Probably the best-known literary account of this grand historic irony is Midnight's Children, the panoptic novel that introduced Salman Rushdie to a global audience. One should never employ the word "irony" cheaply. But the Subcontinent attained self-government, and also suffered a deep and lasting wound, at precisely the moment that separated August 14 and 15 of 1947. Rushdie's conceit—of a nation as a child simultaneously born, disputed, and sundered—has Solomonic roots. Parturition and partition become almost synonymous. Was partition the price of independence, or was independence the price of partition?
It is this question, I believe, that lends the issue its enduring and agonizing fascination. Many important nations achieved their liberation, if we agree to use the terminology of the post-Woodrow Wilson era (or their statehood, to put it more neutrally), on what one might call gunpoint conditions. Thus the Irish, who were the first since 1776 to break out of the British Empire, were told in 1921 that they could have an independent state or a united state but not both. A few years earlier Arthur Balfour had made a declaration concerning Palestine that in effect promised its territory to two competing nationalities. In 1960 the British government informed the people of Cyprus that they must accept a conditional postcolonial independence or face an outright division of their island between Greece and Turkey (not, it is worth emphasizing, between the indigenous Greek and Turkish Cypriots). They sullenly signed the treaty, handing over a chunk of Cyprus to permanent and sovereign British bases, which made it a potentially tripartite partition but also inscribed all the future intercommunal misery in one instrument: a treaty to which no party had acceded in good faith.

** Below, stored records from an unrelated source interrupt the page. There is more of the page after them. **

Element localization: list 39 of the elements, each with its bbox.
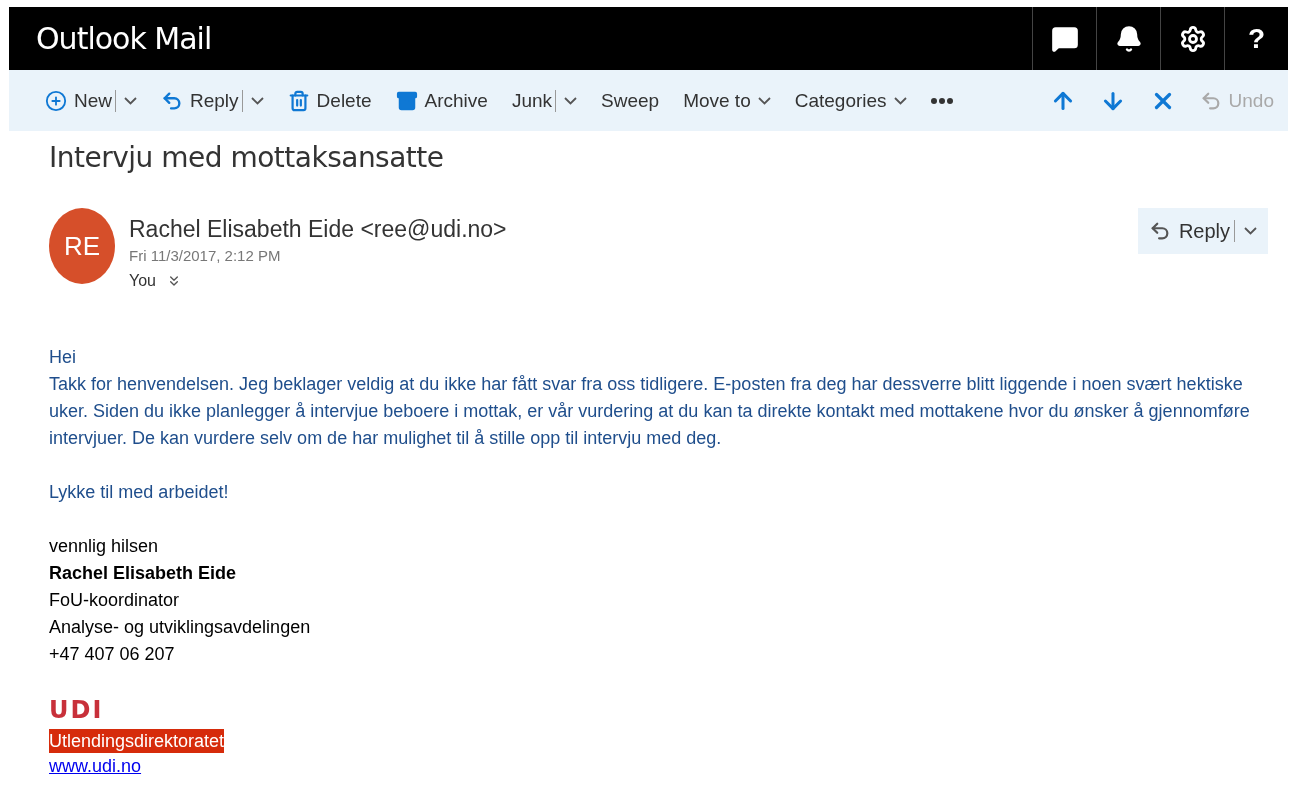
settings-icon[interactable] [1178,24,1207,53]
signature-line: FoU-koordinator [49,589,180,612]
app-title: Outlook Mail [35,21,213,56]
organization-name: Utlendingsdirektoratet [49,729,225,753]
message-date: Fri 11/3/2017, 2:12 PM [129,247,282,264]
signature-greeting: vennlig hilsen [49,535,159,558]
toolbar-button[interactable]: Move to [683,89,771,112]
logo: UDI [49,695,104,725]
plus-icon [45,89,67,112]
signature-line: Analyse- og utviklingsavdelingen [49,616,311,639]
archive-icon [395,89,418,112]
message-paragraph: Hei Takk for henvendelsen. Jeg beklager veldig at du ikke har fått svar fra oss tidligere. E-posten fra deg har dessverre blitt liggende i noen svært hektiske uker. Siden du ikke planlegger å intervjue beboere i mottak, er vår vurdering at du kan ta direkte kontakt med mottakene hvor du ønsker å gjennomføre intervjuer. De kan vurdere selv om de har mulighet til å stille opp til intervju med deg. [49,346,1251,450]
signature-name: Rachel Elisabeth Eide [49,562,237,585]
caret-icon [1244,227,1258,235]
bell-icon[interactable] [1114,24,1143,53]
sender: Rachel Elisabeth Eide <ree@udi.no> [129,216,508,243]
chat-icon[interactable] [1050,24,1079,53]
toolbar-button[interactable]: Archive [395,89,488,112]
caret-icon [564,96,577,105]
toolbar-button[interactable]: Reply [161,89,264,112]
caret-icon [250,96,264,105]
reply-button[interactable]: Reply [1138,208,1268,254]
toolbar-button[interactable]: Categories [794,89,907,112]
message-subject: Intervju med mottaksansatte [49,141,445,174]
website-link[interactable]: www.udi.no [49,753,142,780]
toolbar-button[interactable]: Delete [287,89,372,112]
toolbar-button[interactable]: Sweep [601,89,660,112]
caret-icon [893,96,907,105]
caret-icon [757,96,771,105]
toolbar-button[interactable]: Junk [511,89,577,112]
more-icon[interactable] [930,97,953,104]
caret-icon [124,96,137,105]
signature-line: +47 407 06 207 [49,643,175,666]
trash-icon [287,89,310,112]
reply-icon [161,89,183,112]
toolbar-button[interactable]: New [45,89,137,112]
message-paragraph: Lykke til med arbeidet! [49,481,230,504]
avatar: RE [49,208,115,284]
recipient: You [129,272,156,290]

But it seemed to be enough, at the time, to cover an inglorious British retreat. And here another irony forces itself upon us. The whole ostensible plan behind empire was long-term, and centripetal. From the eighteenth to the twentieth century the British sent out lawyers, architects, designers, doctors, and civil servants, not merely to help collect the revenues of exploitation but to embark on nation-building. Yet at the moment of crux it was suddenly remembered that the proud and patient mother country had more-urgent business at home. To complete the Auden version:
Shut up in a lonely mansion, with
police night and day
Patrolling the gardens to keep
the assassins away,
He got down to work, to the task
of settling the fate
Of millions. The maps at his
disposal were out of date
And the Census Returns almost
But there was no time to check
them, no time to inspect.
The true term for this is "betrayal," as Auden so strongly suggests, because the only thinkable justification for the occupation of someone else's territory and the displacement of someone else's culture is the testable, honorable intention of applying an impartial justice, a disinterested administration, and an even hand as regards bandits and sectarians. In the absence of such ambitions, or the resolve to complete them, the British would have done better to stay on their fog-girt island and not make such high-toned claims for themselves. The peoples of India would have found their own way, without tutelage and on a different timetable. Yet Marx and Mill and Macaulay, in their different fashions, felt that the encounter between England and India was fertile and dynamic and revolutionary, and now we have an entire Anglo-Indian literature and cuisine and social fusion that seem to testify to the point. (Rushdie prefers the phrase "Indo-Anglian," to express the tremendous influence of the English language on Indian authorship, and who would want to argue? There may well be almost as many adult speakers of English in India as there are in the United Kingdom, and at the upper and even middle levels they seem to speak and write it rather better.)